I also spoke with Dr S on the phone today, and although he hasn’t seen all of the scans, he thinks the liver trouble is likely from the cancer. He sees three options:
1. Gamma knife Wednesday and chemo Thursday
2. Chemo immediately and no gamma knife at all
3. Discontinue treatment altogether and focus on comfort care
His recommended path will be based on how Lori is doing Tuesday morning when he evaluates her. On Monday, he has 42 patients for clinicals. He said his previous high for one day was 35! Also, his dad is still in critical condition in a hospital in Tennessee. I feel bad for him, but his job is important, so he keeps on working. He will come to Lori’s hospital room prior to the start of his work day on Tuesday morning. I think he’ll be fine with whatever we want to do, so Lori and I will discuss it and hopefully learn more about the liver issues tomorrow. If the liver is in really bad shape, it really should be our focus, and the only treatment option we have is chemo. Doing the gamma knife for such minuscule spots on the brain might be pointless. However, if the liver is doing relatively well, I’m thinking gamma knife then chemo. It’s not a good prognosis overall. Her body is definitely having some serious problems now, and it’s possible that we don’t have a lot of good medical options.

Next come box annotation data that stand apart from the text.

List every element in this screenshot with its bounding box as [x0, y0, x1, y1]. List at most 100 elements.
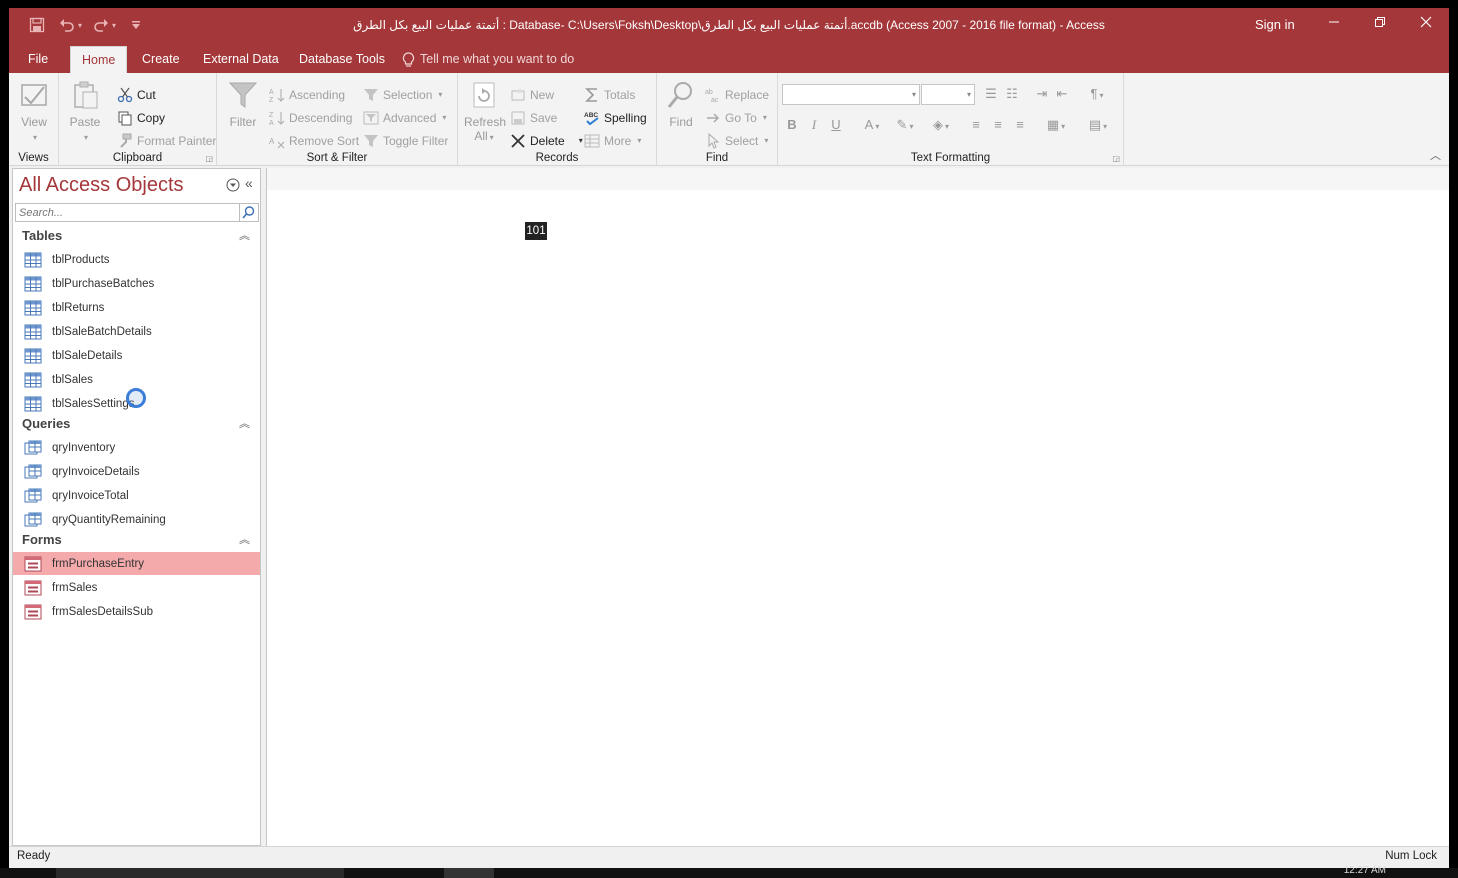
nav-category-queries[interactable]: Queries ︽	[13, 413, 260, 435]
dialog-launcher-icon[interactable]: ◲	[1112, 154, 1120, 163]
tell-me-box[interactable]: Tell me what you want to do	[402, 46, 574, 73]
delete-record-button[interactable]: Delete ▾	[510, 131, 583, 151]
more-button[interactable]: More ▾	[584, 131, 641, 151]
tab-create[interactable]: Create	[131, 46, 191, 73]
shutter-bar-close-icon[interactable]: «	[245, 175, 253, 191]
align-right-icon[interactable]: ≡	[1010, 115, 1030, 135]
nav-item-tblpurchasebatches[interactable]: tblPurchaseBatches	[13, 272, 260, 295]
find-button[interactable]: Find	[661, 79, 701, 129]
collapse-chevron-icon[interactable]: ︽	[239, 531, 250, 547]
query-icon	[24, 512, 42, 528]
view-button[interactable]: View ▾	[14, 79, 54, 142]
underline-button[interactable]: U	[828, 115, 844, 135]
collapse-chevron-icon[interactable]: ︽	[239, 415, 250, 431]
nav-item-frmsalesdetailssub[interactable]: frmSalesDetailsSub	[13, 600, 260, 623]
nav-item-tblsalebatchdetails[interactable]: tblSaleBatchDetails	[13, 320, 260, 343]
nav-item-tblsaledetails[interactable]: tblSaleDetails	[13, 344, 260, 367]
sort-ascending-icon: AZ	[269, 89, 285, 103]
replace-button[interactable]: ab ac Replace	[705, 85, 769, 105]
tab-file[interactable]: File	[17, 46, 59, 73]
sign-in-link[interactable]: Sign in	[1255, 8, 1295, 42]
tab-external-data[interactable]: External Data	[192, 46, 290, 73]
close-icon[interactable]	[1403, 8, 1449, 42]
nav-item-label: tblSales	[52, 373, 93, 386]
nav-item-frmpurchaseentry[interactable]: frmPurchaseEntry	[13, 552, 260, 575]
format-painter-button[interactable]: Format Painter	[117, 131, 216, 151]
decrease-indent-icon[interactable]: ⇤	[1052, 84, 1072, 104]
font-size-combo[interactable]: ▾	[921, 84, 975, 105]
italic-button[interactable]: I	[806, 115, 822, 135]
font-color-icon[interactable]: A ▾	[858, 115, 886, 135]
cut-button[interactable]: Cut	[117, 85, 156, 105]
save-record-button[interactable]: Save	[510, 108, 557, 128]
taskbar-app[interactable]	[444, 868, 494, 878]
paragraph-direction-icon[interactable]: ¶ ▾	[1082, 84, 1112, 104]
toggle-filter-button[interactable]: Toggle Filter	[363, 131, 448, 151]
ribbon-home: View ▾ Views Paste ▾ Cut Copy Format Pai…	[9, 73, 1449, 166]
tab-database-tools[interactable]: Database Tools	[288, 46, 396, 73]
nav-item-qryinvoicetotal[interactable]: qryInvoiceTotal	[13, 484, 260, 507]
increase-indent-icon[interactable]: ⇥	[1032, 84, 1052, 104]
nav-category-forms[interactable]: Forms ︽	[13, 529, 260, 551]
font-name-combo[interactable]: ▾	[782, 84, 920, 105]
nav-item-qryinvoicedetails[interactable]: qryInvoiceDetails	[13, 460, 260, 483]
ascending-button[interactable]: AZ Ascending	[269, 85, 345, 105]
table-icon	[24, 324, 42, 340]
dialog-launcher-icon[interactable]: ◲	[205, 154, 213, 163]
remove-sort-button[interactable]: A Remove Sort	[269, 131, 359, 151]
advanced-button[interactable]: Advanced ▾	[363, 108, 446, 128]
copy-icon	[118, 111, 132, 126]
paste-button[interactable]: Paste ▾	[65, 79, 105, 142]
minimize-icon[interactable]	[1311, 8, 1357, 42]
align-left-icon[interactable]: ≡	[966, 115, 986, 135]
nav-category-label: Forms	[22, 532, 62, 547]
tab-home[interactable]: Home	[70, 46, 128, 73]
nav-title[interactable]: All Access Objects	[19, 174, 184, 197]
restore-icon[interactable]	[1357, 8, 1403, 42]
magnifier-icon	[667, 82, 692, 108]
totals-button[interactable]: Totals	[584, 85, 635, 105]
nav-item-qryinventory[interactable]: qryInventory	[13, 436, 260, 459]
nav-menu-icon[interactable]	[226, 178, 240, 195]
collapse-ribbon-icon[interactable]: ︿	[1430, 147, 1441, 163]
bold-button[interactable]: B	[784, 115, 800, 135]
copy-button[interactable]: Copy	[117, 108, 165, 128]
customize-qat-icon[interactable]	[131, 8, 141, 42]
nav-category-tables[interactable]: Tables ︽	[13, 225, 260, 247]
svg-text:Z: Z	[269, 112, 274, 119]
new-record-button[interactable]: New	[510, 85, 554, 105]
bullets-icon[interactable]: ☰	[981, 84, 1001, 104]
descending-button[interactable]: ZA Descending	[269, 108, 352, 128]
nav-item-tblproducts[interactable]: tblProducts	[13, 248, 260, 271]
select-button[interactable]: Select ▾	[705, 131, 768, 151]
align-center-icon[interactable]: ≡	[988, 115, 1008, 135]
spelling-button[interactable]: ABC Spelling	[584, 108, 647, 128]
nav-item-tblreturns[interactable]: tblReturns	[13, 296, 260, 319]
save-icon[interactable]	[29, 8, 45, 42]
tell-me-text: Tell me what you want to do	[420, 52, 575, 66]
refresh-all-button[interactable]: Refresh All ▾	[464, 79, 506, 143]
num-lock-indicator: Num Lock	[1385, 850, 1437, 862]
form-icon	[24, 580, 42, 596]
taskbar-search[interactable]	[56, 868, 344, 878]
search-input[interactable]	[16, 204, 238, 221]
more-grid-icon	[584, 134, 600, 148]
undo-icon[interactable]: ▾	[59, 8, 82, 42]
redo-icon[interactable]: ▾	[93, 8, 116, 42]
alternate-row-color-icon[interactable]: ▤ ▾	[1082, 115, 1114, 135]
go-to-button[interactable]: Go To ▾	[705, 108, 767, 128]
numbering-icon[interactable]: ☷	[1002, 84, 1022, 104]
search-icon[interactable]	[239, 204, 258, 221]
nav-item-qryquantityremaining[interactable]: qryQuantityRemaining	[13, 508, 260, 531]
highlight-icon[interactable]: ✎ ▾	[890, 115, 920, 135]
selection-button[interactable]: Selection ▾	[363, 85, 442, 105]
paintbrush-icon	[120, 133, 132, 148]
filter-button[interactable]: Filter	[223, 79, 263, 129]
gridlines-icon[interactable]: ▦ ▾	[1040, 115, 1072, 135]
nav-item-frmsales[interactable]: frmSales	[13, 576, 260, 599]
new-record-icon	[511, 88, 525, 101]
collapse-chevron-icon[interactable]: ︽	[239, 227, 250, 243]
delete-x-icon	[511, 134, 525, 148]
pointer-icon	[708, 133, 720, 149]
fill-color-icon[interactable]: ◈ ▾	[926, 115, 956, 135]
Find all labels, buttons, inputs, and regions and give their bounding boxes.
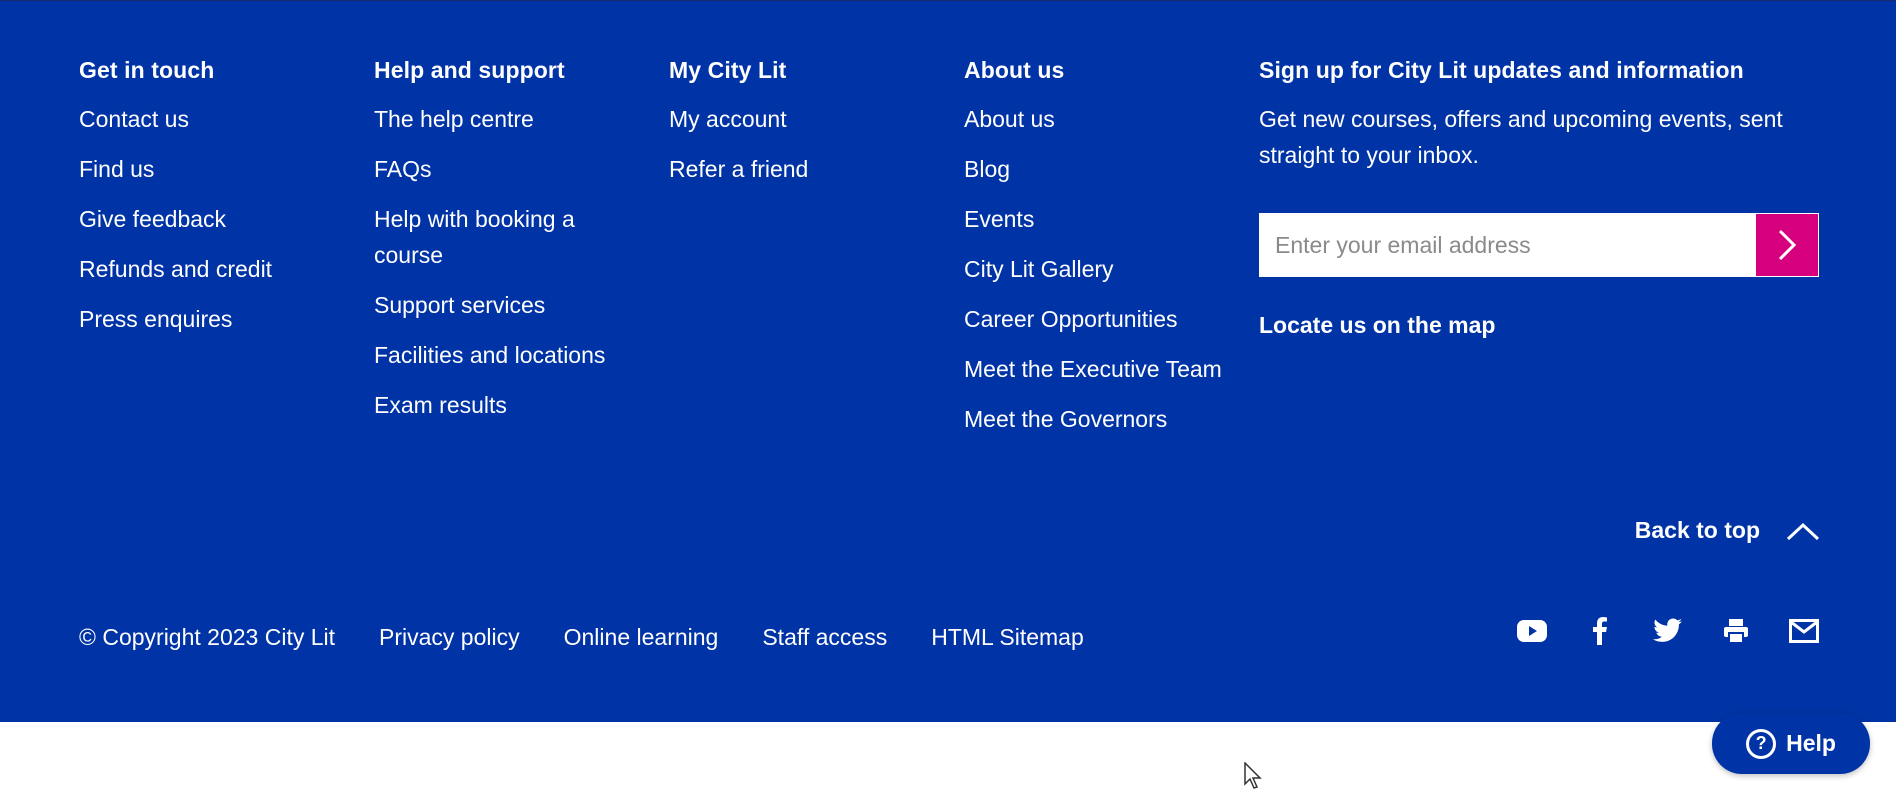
facilities-locations-link[interactable]: Facilities and locations bbox=[374, 342, 605, 368]
footer-column-help-support: Help and support The help centre FAQs He… bbox=[374, 51, 634, 437]
contact-us-link[interactable]: Contact us bbox=[79, 106, 189, 132]
governors-link[interactable]: Meet the Governors bbox=[964, 406, 1167, 432]
about-us-link[interactable]: About us bbox=[964, 106, 1055, 132]
gallery-link[interactable]: City Lit Gallery bbox=[964, 256, 1114, 282]
refunds-credit-link[interactable]: Refunds and credit bbox=[79, 256, 272, 282]
footer-column-my-city-lit: My City Lit My account Refer a friend bbox=[669, 51, 929, 201]
chevron-right-icon bbox=[1778, 229, 1797, 261]
give-feedback-link[interactable]: Give feedback bbox=[79, 206, 226, 232]
column-heading: My City Lit bbox=[669, 57, 787, 83]
html-sitemap-link[interactable]: HTML Sitemap bbox=[931, 619, 1084, 655]
print-icon[interactable] bbox=[1720, 615, 1752, 647]
youtube-icon[interactable] bbox=[1516, 615, 1548, 647]
legal-links: © Copyright 2023 City Lit Privacy policy… bbox=[79, 619, 1084, 655]
refer-friend-link[interactable]: Refer a friend bbox=[669, 156, 808, 182]
press-enquires-link[interactable]: Press enquires bbox=[79, 306, 232, 332]
my-account-link[interactable]: My account bbox=[669, 106, 787, 132]
footer-column-about-us: About us About us Blog Events City Lit G… bbox=[964, 51, 1254, 451]
exam-results-link[interactable]: Exam results bbox=[374, 392, 507, 418]
copyright-text: © Copyright 2023 City Lit bbox=[79, 624, 336, 650]
signup-description: Get new courses, offers and upcoming eve… bbox=[1259, 106, 1783, 168]
help-button[interactable]: ? Help bbox=[1712, 713, 1870, 774]
help-button-label: Help bbox=[1786, 730, 1836, 756]
back-to-top-button[interactable]: Back to top bbox=[1635, 517, 1820, 544]
column-heading: Help and support bbox=[374, 57, 565, 83]
locate-map-link[interactable]: Locate us on the map bbox=[1259, 312, 1495, 338]
site-footer: Get in touch Contact us Find us Give fee… bbox=[0, 0, 1896, 722]
events-link[interactable]: Events bbox=[964, 206, 1034, 232]
staff-access-link[interactable]: Staff access bbox=[762, 619, 887, 655]
chevron-up-icon bbox=[1786, 522, 1820, 540]
question-icon: ? bbox=[1746, 728, 1777, 759]
find-us-link[interactable]: Find us bbox=[79, 156, 154, 182]
signup-heading: Sign up for City Lit updates and informa… bbox=[1259, 57, 1744, 83]
email-submit-button[interactable] bbox=[1755, 213, 1819, 277]
column-heading: About us bbox=[964, 57, 1065, 83]
newsletter-signup: Sign up for City Lit updates and informa… bbox=[1259, 51, 1819, 343]
twitter-icon[interactable] bbox=[1652, 615, 1684, 647]
help-booking-link[interactable]: Help with booking a course bbox=[374, 206, 575, 268]
executive-team-link[interactable]: Meet the Executive Team bbox=[964, 356, 1222, 382]
email-icon[interactable] bbox=[1788, 615, 1820, 647]
mouse-cursor-icon bbox=[1244, 762, 1262, 789]
facebook-icon[interactable] bbox=[1584, 615, 1616, 647]
online-learning-link[interactable]: Online learning bbox=[564, 619, 719, 655]
email-input[interactable] bbox=[1259, 213, 1755, 277]
footer-column-get-in-touch: Get in touch Contact us Find us Give fee… bbox=[79, 51, 359, 351]
email-signup-form bbox=[1259, 213, 1819, 277]
column-heading: Get in touch bbox=[79, 57, 215, 83]
back-to-top-label: Back to top bbox=[1634, 517, 1760, 543]
social-links bbox=[1516, 615, 1820, 647]
help-centre-link[interactable]: The help centre bbox=[374, 106, 534, 132]
faqs-link[interactable]: FAQs bbox=[374, 156, 432, 182]
privacy-policy-link[interactable]: Privacy policy bbox=[379, 619, 520, 655]
blog-link[interactable]: Blog bbox=[964, 156, 1010, 182]
support-services-link[interactable]: Support services bbox=[374, 292, 545, 318]
career-opportunities-link[interactable]: Career Opportunities bbox=[964, 306, 1178, 332]
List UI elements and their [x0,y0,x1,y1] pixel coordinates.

Her prayers, on the other hand, are stronger than ever, and she is really relating to the nursing staff. Tonight we prayed with my dad and a couple of great friends. When my dad began to pray, the medical equipment in the room began to beep rhythmically. The constant beeps reminded Lori of how constant God is, and she thanked Him for that reminder. She was eloquent. Phenomenal. She’s also inviting the nurses to pray, and they are really warming to her quickly.

Tomorrow, we should meet with a liver specialist early in the morning. Hopefully, he has ways to control the liver trouble. We also pray that Lori has a speedy recovery and is strong for the gamma knife and chemo follow-on. I want to go home where the toilets are normal and trash cans are placed based on the logical demands of the room.